An inventive, colorful, hilarious, gorgeous and incredibly fun movie that just happens to be based on Lego — and if you need me to explain to you what Lego is you’re not the right person for this movie — The Lego Movie is a great time at the movies. Just about everything that it needed to do it does very well, it throws in a couple of big surprises you won’t see coming, and it manages to avoid coming across as an advertisement for its title product — even though you’ll want to head to the store and pick up new Lego sets. Isn’t that bizarre?
The film’s overarching plot is one that you’ll recognize from dozens of movies. One person — in this case a generic construction worker named Emmet (voice of Chris Pratt) — finds a magical MacGuffin that is part of a prophecy which will allow him and a group of other people to bring down the tyrannical Lord Business (Will Ferrell), whose ultimate plan involves using super glue to ensure that all freedom is oppressed and everything stays exactly as it should. This all takes place in the Lego universe, where everything and everyone is made of Lego blocks.
One of the first things you’ll notice about The Lego Movie is its unique animation style. Given that the film takes place in the Lego universe, it makes sense that the animation is, well, blocky. It comes across as if frames are being skipped, or like the whole production is being done in stop-motion. It’s not — this is a film animated with computers — but it feels like it could be. Being based on Lego becomes integral to its look and charm. The amount of detail on display is staggering.
There are some jokes that are solely based on the Lego brand, but just as many that are not. In fact, there’s a great deal of social commentary packed into what is ostensibly a silly kids’ movie, which helps it stay relevant to adults. The various jokes and gags range from extremely childish to somewhat sophisticated; there isn’t an age group that won’t find dozens of humorous moments. This is as effective a comedy as you’ll see at the cinema.
The Lego Movie is an action-comedy, and its action scenes are spectacular. They come in two varieties: Original idea or send-up of tired, clichéd ones. A scene taking place on a train would feel familiar and dull, but it is livened up in various ways. The term “roller coaster ride” is overused in film criticism, I feel, but it works perfectly to describe this movie. It moves fast, and it’s only at the end, when it’s come to a complete stop, that you realize just how much track you’ve covered during its running time.
I mean, you’re introduced to a plethora of characters — both licensed and unlicensed — and taken to so many different locations over the course of this film that I can’t see anyone getting bored. The filmmakers’ imagination is on display in full. If you’re under the age of 10, this will be your favorite movie of the year. If you’re over that age threshold, you’re still likely to have a great time. It’s colorful, it’s inventive, and it doesn’t have a single moment when you’re going to be bored. This is a real winner.
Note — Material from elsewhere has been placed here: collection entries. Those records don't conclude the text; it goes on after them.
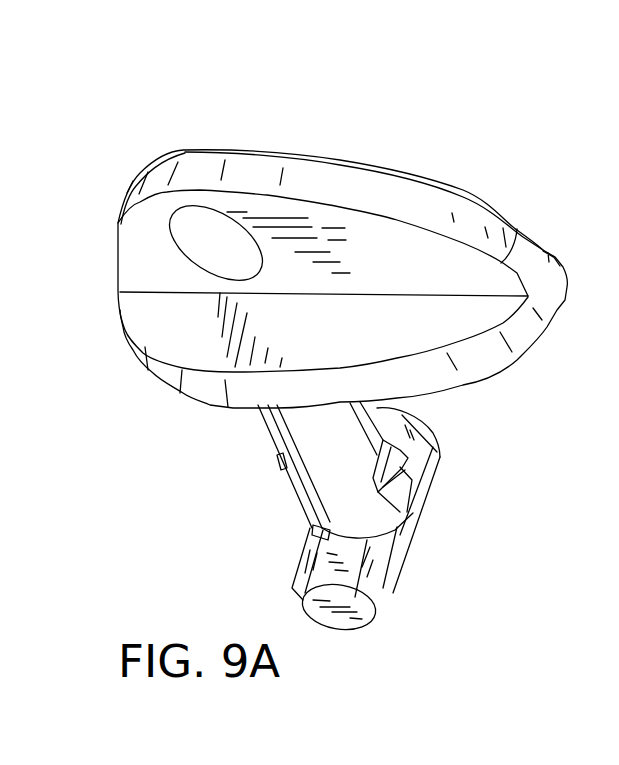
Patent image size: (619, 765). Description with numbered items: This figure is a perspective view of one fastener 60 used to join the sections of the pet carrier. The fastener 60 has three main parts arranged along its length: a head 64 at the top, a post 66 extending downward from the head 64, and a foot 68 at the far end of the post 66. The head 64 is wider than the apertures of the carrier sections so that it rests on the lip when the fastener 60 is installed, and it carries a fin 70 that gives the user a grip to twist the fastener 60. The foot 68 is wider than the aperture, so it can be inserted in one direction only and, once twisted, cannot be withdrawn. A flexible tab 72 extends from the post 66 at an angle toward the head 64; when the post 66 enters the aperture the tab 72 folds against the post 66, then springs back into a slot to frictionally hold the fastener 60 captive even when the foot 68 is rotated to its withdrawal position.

The fastener 60 is at (234, 133).
The head 64 is at (476, 180).
The fin 70 is at (343, 233).
The post 66 is at (311, 433).
The flexible tab 72 is at (421, 442).
The foot 68 is at (424, 557).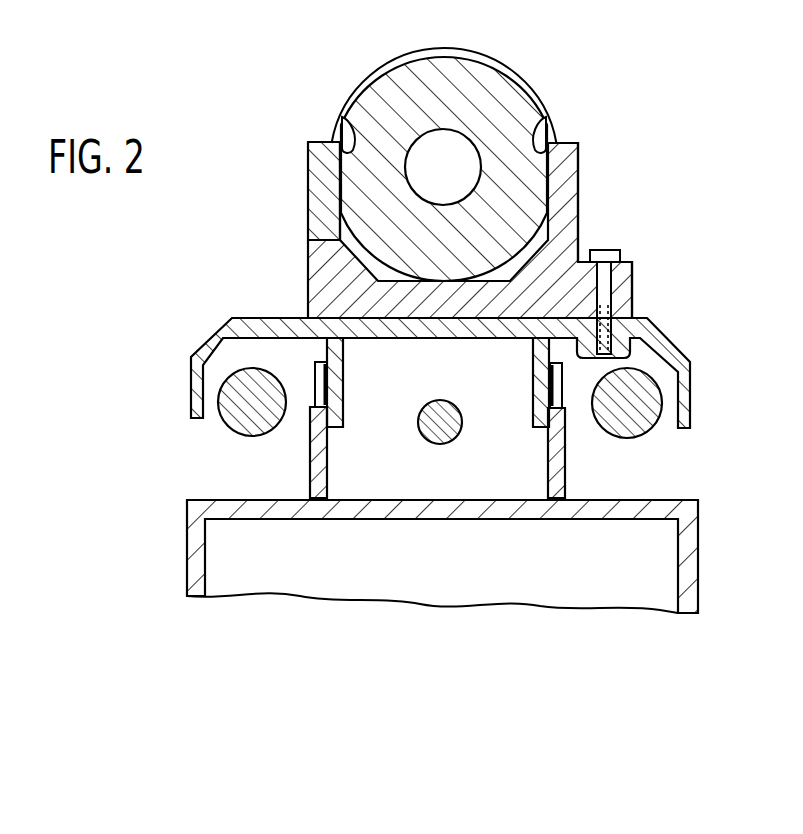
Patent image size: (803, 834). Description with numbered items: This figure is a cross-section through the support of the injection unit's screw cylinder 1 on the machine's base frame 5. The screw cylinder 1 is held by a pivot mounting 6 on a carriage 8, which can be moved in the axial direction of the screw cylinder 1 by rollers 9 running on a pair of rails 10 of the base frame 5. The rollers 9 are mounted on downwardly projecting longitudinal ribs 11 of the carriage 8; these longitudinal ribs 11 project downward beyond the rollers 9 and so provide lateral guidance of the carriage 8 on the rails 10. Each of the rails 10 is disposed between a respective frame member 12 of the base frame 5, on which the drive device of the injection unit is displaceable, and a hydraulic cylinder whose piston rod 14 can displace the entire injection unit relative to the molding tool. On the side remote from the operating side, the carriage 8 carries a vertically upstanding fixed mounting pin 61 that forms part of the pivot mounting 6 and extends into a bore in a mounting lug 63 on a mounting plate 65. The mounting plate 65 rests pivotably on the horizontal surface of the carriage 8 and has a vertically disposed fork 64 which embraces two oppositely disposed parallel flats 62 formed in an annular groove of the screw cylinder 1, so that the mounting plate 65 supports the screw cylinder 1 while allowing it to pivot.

The screw cylinder 1 is at (385, 87).
The base frame 5 is at (192, 570).
The pivot mounting 6 is at (643, 308).
The carriage 8 is at (205, 343).
The rollers 9 is at (313, 372).
The rails 10 is at (328, 462).
The longitudinal ribs 11 is at (344, 410).
The frame members 12 is at (242, 427).
The piston rod 14 is at (444, 446).
The mounting pin 61 is at (633, 281).
The parallel flats 62 is at (352, 120).
The mounting lug 63 is at (633, 264).
The fork 64 is at (583, 173).
The mounting plate 65 is at (310, 183).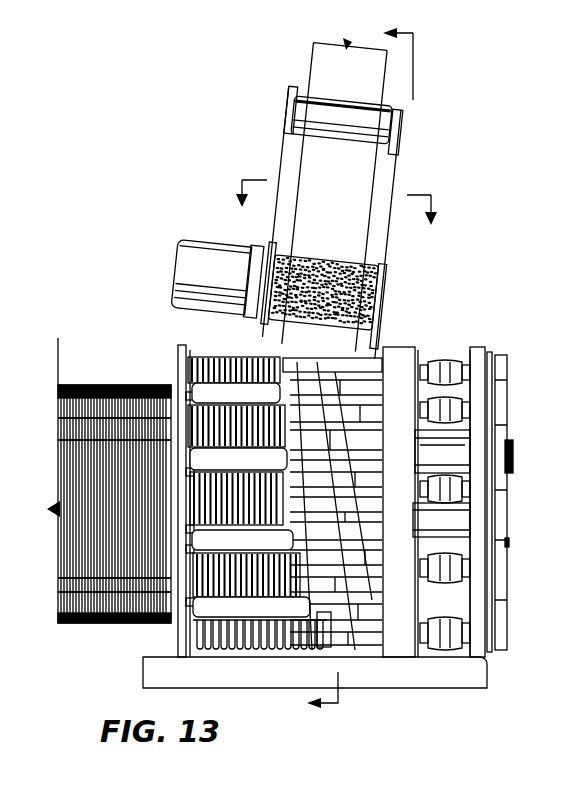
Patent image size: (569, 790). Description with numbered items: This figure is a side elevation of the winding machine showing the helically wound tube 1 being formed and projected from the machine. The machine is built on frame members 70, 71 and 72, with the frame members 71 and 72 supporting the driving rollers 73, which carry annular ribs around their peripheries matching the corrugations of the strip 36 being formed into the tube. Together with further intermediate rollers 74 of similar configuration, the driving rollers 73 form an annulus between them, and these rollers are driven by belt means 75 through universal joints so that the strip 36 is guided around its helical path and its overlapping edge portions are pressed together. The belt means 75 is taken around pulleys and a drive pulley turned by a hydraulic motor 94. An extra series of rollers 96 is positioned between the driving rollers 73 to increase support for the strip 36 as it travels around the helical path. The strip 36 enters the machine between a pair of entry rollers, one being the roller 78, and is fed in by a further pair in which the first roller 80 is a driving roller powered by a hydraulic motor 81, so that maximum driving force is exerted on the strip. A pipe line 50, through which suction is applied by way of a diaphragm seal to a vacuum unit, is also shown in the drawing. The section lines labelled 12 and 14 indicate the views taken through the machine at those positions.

The helically wound tube 1 is at (93, 383).
The section line 12 is at (382, 383).
The section line 14 is at (339, 188).
The strip 36 is at (340, 60).
The pipe line 50 is at (512, 540).
The frame member 70 is at (477, 347).
The frame member 71 is at (180, 348).
The frame member 72 is at (392, 352).
The driving rollers 73 is at (205, 358).
The intermediate rollers 74 is at (180, 403).
The belt means 75 is at (497, 527).
The roller 78 is at (318, 108).
The driving roller 80 is at (350, 277).
The hydraulic motor 81 is at (195, 262).
The hydraulic motor 94 is at (447, 455).
The extra series of rollers 96 is at (282, 605).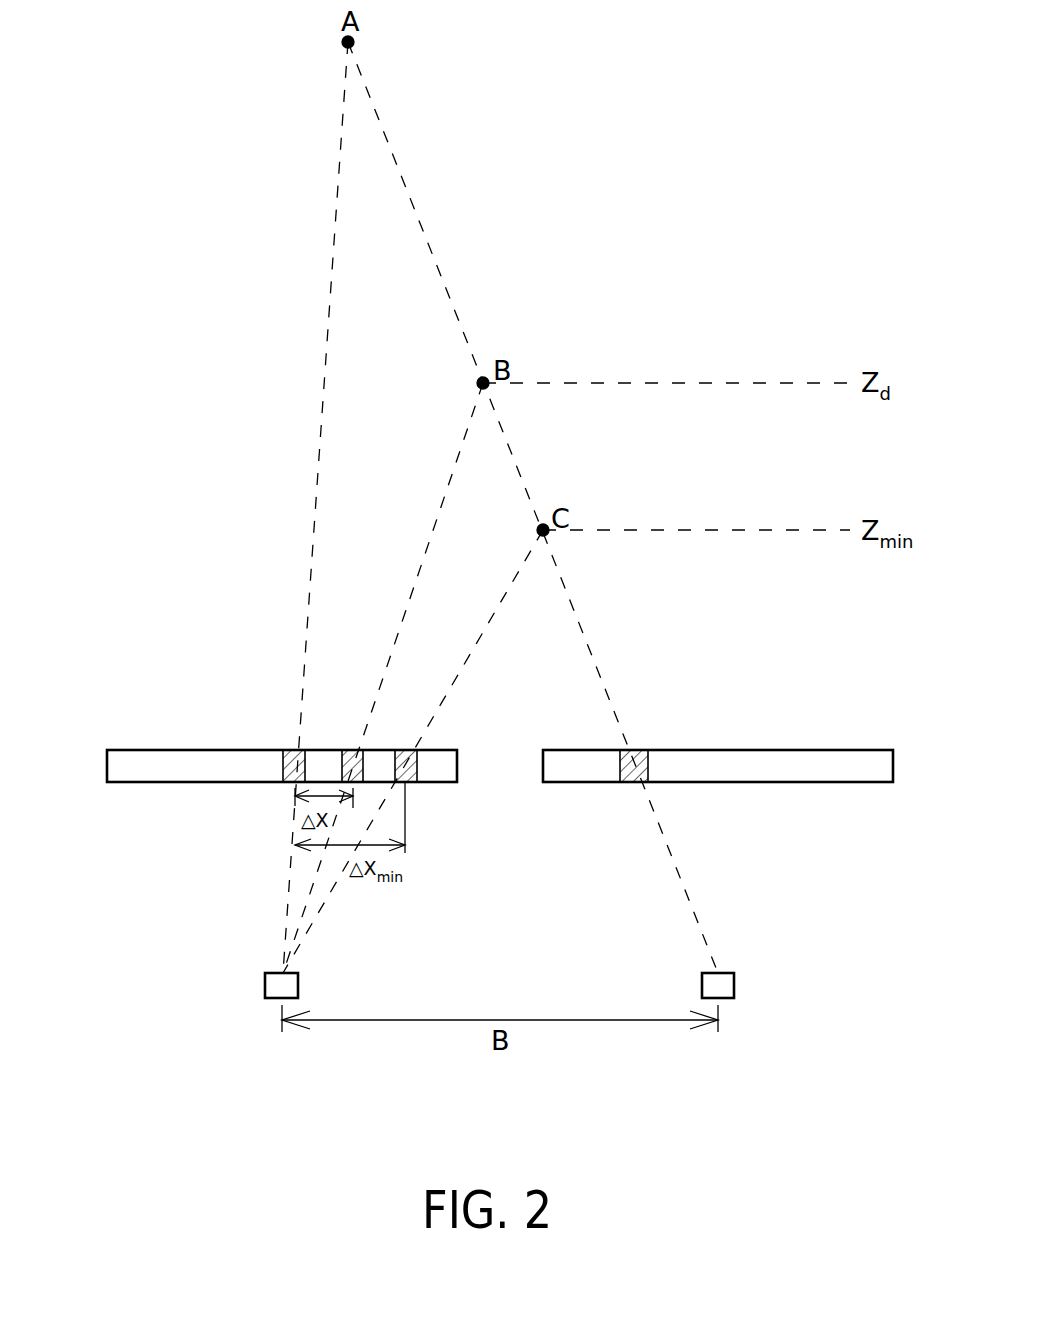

About the only thing I can see adults having a problem with are the none-too-subtle central themes, which deal with individuality, everyone being special, and deviating from the established order. The lead is a generic construction worker who is called the “Special” after finding the MacGuffin, allowing him to feel important for the first time in his life. This winds up being a discussion topic far more often than it likely needed to be. The other topics are there but not quite as overtly. But children don’t react as well to subtlety, and the film has no issue making its points.
Perhaps the most surprising thing about The Lego Movie is how well it works as a commercial without (for the most part) feeling like one. You feel the urge to dig out your old Lego blocks for another hurrah, even though it’s only in short segments — comedic, self-aware ones — when the film actually acknowledges that Lego is something that you can buy and play with. Its quality, humor, and all-around fun gives you that feeling without the film having to play out as an advertisement.
Using big-name stars in voice roles can be a crutch upon which bad animated films can rely, but The Lego Movie uses its talent well. You only really notice the actor behind the role if their voice is really distinct. By this I mean that you can tell when someone like Liam Neeson or Morgan Freeman is there, but Will Arnett, Nick Offerman, Alison Brie, Chris Pratt, and Elizabeth Banks blend into their characters better. The actors are lively and do a great job bringing their respective Lego characters to life.
Thanks to intelligent and creative filmmakers, a hilarious script, fantastic voice work, and unique and gorgeous animation, The Lego Movie is a movie that you should not miss. Everything that it needed to do, it does wonderfully, and it even manages to avoid feeling like a commercial for its title product — even though it will have that exact effect, especially on younger members of the audience. There are many jokes, surprises, and thrills to be had. This is the first great movie of 2014 and one that you should definitely not miss.